Fê-lo alegando que ele era arrendatário da sociedade, tendo passado também a ser seu único gerente e a agir em prejuízo dela e em benefício da sua atividade privada, fazendo com que a sociedade acumulasse elevadas dívidas que ele mesmo contraíra no seu próprio interesse e não no da sociedade.
Condenado a indemnizar a sociedade, o gerente recorreu para o TRC.
Apreciação do Tribunal da Relação de Coimbra
O TRC julgou improcedente o recurso, ao decidir que quando haja atuação em conflito de interesses por parte do gerente fica facilitada a imputação de responsabilidade ao mesmo, por presunção de culpa, pelos danos causados à sociedade durante o exercício da sua gerência.
A sociedade comercial que pretenda efetivar judicialmente a responsabilidade dos seus gerentes beneficia da presunção de culpa destes, na medida em que a lei diz que respondem para com a sociedade pelos danos a esta causados por atos ou omissões praticadas com preterição dos deveres legais ou contratuais, salvo se provarem que procederam sem culpa.
A responsabilidade é, no entanto, excluída se provarem que atuaram em termos informados, livres de qualquer interesse pessoal e segundo critérios de racionalidade empresarial.
Constituindo a atuação sem conflito de interesses o núcleo central do dever de lealdade do gerente para com a sociedade, a verificação desse conflito de interesses por parte do gerente demandado afasta essa proteção e facilita a imputação de responsabilidade pela presunção de culpa.
No caso, o réu, tendo em vista o seu projeto empresarial, contratou com a sociedade, que era dona do pavilhão industrial onde havia funcionado a atividade desta, o arrendamento desse pavilhão, mas com cláusulas logo prevendo, em alternativa, a opção de compra do imóvel e a opção de compra da aquisição das quotas da totalidade do capital social da sociedade senhoria, sucedendo que, na sequência temporal quase imediata, por razões não concretamente apuradas, mas que tinham que ver com a perspetivada aquisição futura da sociedade, também passou a ser o único gerente da mesma.

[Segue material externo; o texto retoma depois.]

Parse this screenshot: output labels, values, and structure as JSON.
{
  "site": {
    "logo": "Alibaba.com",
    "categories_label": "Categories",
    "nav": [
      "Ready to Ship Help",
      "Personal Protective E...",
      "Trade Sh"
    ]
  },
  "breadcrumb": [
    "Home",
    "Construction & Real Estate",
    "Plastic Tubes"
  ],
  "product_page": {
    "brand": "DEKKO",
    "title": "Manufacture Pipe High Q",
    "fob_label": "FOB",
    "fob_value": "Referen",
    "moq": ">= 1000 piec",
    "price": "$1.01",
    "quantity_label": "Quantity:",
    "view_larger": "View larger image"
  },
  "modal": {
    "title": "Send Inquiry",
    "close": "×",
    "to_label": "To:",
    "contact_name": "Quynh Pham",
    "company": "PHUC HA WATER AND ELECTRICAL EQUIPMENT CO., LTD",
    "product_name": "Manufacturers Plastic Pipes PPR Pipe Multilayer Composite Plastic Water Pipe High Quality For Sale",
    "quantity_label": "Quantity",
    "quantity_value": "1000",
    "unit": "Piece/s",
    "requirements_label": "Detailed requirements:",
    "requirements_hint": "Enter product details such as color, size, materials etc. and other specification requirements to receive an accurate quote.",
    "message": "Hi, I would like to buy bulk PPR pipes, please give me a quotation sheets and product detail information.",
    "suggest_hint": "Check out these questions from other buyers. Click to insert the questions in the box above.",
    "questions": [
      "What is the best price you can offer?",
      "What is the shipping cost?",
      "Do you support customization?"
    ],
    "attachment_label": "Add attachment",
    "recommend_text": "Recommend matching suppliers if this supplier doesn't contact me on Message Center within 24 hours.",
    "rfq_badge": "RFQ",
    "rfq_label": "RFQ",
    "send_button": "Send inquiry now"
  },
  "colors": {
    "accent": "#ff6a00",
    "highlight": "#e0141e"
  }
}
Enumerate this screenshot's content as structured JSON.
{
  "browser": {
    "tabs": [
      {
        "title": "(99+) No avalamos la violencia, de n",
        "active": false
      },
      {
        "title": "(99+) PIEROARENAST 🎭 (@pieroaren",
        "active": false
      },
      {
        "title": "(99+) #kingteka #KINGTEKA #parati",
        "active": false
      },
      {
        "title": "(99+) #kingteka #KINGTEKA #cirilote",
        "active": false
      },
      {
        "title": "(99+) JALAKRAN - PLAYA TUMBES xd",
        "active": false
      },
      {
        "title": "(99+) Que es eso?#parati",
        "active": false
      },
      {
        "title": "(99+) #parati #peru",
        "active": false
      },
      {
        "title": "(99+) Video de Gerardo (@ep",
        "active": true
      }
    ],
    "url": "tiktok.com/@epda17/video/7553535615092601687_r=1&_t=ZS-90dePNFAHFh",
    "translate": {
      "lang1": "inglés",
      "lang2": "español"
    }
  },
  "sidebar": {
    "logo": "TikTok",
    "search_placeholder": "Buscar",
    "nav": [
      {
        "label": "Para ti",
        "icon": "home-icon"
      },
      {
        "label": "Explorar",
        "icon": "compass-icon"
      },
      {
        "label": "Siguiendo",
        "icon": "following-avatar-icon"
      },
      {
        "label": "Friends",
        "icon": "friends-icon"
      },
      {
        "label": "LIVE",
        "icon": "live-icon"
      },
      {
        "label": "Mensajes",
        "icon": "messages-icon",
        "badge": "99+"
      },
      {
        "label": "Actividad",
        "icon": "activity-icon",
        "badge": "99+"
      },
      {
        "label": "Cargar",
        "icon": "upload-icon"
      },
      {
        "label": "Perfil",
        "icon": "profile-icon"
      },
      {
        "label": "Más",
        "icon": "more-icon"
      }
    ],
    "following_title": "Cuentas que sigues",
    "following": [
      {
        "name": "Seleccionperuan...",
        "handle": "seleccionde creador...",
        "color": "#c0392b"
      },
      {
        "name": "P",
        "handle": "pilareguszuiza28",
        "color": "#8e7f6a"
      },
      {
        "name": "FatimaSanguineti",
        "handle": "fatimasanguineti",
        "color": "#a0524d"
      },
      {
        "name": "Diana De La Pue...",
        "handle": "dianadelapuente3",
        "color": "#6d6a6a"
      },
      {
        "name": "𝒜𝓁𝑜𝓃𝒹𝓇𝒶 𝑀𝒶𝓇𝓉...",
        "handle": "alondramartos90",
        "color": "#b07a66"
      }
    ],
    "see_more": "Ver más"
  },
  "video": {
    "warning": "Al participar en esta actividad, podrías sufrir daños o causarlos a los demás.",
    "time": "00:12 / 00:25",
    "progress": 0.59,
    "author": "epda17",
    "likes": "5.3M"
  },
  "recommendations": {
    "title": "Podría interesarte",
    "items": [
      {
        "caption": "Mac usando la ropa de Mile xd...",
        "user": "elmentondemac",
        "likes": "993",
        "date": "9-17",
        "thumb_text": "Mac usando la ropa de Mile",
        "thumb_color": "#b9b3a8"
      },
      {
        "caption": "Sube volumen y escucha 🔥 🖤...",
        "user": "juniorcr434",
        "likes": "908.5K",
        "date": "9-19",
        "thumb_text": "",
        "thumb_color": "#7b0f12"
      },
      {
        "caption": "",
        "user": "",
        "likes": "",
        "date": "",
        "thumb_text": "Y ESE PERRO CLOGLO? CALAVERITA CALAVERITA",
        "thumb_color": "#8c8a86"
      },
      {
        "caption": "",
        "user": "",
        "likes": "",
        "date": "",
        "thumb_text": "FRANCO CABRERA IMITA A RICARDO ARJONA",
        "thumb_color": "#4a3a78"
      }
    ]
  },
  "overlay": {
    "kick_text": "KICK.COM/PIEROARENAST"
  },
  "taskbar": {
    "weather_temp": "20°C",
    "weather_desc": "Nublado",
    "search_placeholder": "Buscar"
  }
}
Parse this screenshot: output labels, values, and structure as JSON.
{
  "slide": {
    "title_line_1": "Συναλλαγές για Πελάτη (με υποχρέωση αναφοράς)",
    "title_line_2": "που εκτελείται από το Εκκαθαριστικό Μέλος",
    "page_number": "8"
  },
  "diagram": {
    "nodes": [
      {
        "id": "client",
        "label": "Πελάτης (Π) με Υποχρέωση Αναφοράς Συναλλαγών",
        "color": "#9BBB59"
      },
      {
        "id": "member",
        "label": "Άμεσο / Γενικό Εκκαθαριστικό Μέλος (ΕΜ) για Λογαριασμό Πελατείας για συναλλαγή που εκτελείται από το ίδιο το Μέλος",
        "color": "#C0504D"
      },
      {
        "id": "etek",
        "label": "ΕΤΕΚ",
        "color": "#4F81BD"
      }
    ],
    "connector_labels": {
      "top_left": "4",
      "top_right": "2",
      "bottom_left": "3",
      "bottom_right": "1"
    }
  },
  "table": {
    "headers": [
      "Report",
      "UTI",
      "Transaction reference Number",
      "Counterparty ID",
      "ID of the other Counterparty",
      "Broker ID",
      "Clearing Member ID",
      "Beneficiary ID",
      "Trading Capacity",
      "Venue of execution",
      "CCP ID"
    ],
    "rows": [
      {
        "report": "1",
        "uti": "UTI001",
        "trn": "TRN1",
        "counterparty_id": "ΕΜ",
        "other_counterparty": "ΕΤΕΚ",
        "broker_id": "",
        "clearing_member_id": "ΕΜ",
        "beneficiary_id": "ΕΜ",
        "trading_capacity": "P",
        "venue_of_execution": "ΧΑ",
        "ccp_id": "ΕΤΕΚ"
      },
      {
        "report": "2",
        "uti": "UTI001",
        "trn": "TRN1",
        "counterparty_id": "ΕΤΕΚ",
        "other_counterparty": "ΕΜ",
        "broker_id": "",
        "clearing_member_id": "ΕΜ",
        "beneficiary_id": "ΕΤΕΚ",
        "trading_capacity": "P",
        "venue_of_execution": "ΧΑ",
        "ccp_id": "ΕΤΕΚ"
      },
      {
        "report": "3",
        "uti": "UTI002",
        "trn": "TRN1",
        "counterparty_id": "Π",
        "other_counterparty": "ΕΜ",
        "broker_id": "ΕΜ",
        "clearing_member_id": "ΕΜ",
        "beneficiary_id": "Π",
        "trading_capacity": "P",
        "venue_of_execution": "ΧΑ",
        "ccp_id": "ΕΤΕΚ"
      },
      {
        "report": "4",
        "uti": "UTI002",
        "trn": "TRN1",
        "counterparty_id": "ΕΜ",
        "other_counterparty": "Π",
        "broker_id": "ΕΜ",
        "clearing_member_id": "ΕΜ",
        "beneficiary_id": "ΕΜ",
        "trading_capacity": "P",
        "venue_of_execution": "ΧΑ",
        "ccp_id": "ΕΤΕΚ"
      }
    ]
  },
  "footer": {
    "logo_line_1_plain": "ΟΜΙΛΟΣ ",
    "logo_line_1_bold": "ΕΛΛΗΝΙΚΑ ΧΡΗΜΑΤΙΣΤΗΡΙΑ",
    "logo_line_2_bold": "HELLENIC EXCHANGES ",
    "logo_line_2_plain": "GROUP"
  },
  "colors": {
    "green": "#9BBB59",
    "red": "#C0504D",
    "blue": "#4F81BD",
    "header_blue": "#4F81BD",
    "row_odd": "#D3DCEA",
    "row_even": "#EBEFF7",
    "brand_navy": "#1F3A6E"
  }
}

Passou assim, a ter a dupla condição de arrendatário e gerente.
Neste quadro, e embora na sua condição de arrendatário gozasse de uma carência no pagamento da renda por 10 meses, como compensação do custo das obras que seria necessário realizar no pavilhão, efetuou essas obras em nome da sociedade, tendo ainda esta suportado outras despesas relacionadas com a atividade por ele desenvolvida e com custos de publicidade dessa mesma atividade.
Atuou, assim, em conflito de interesses com a sociedade, relativamente ao objeto das decisões que tomou e que não correspondiam ao interesse da sociedade.
Situação que levou a que a sociedade, que não tinha qualquer passivo quando o réu assumiu a sua gerência, e sem que tivesse desenvolvido qualquer atividade empresarial produtiva visível, acumulasse elevadas dívidas, sem que o gerente tenha logrado afastar a presunção de culpa pelos prejuízos resultantes dessa sua atuação.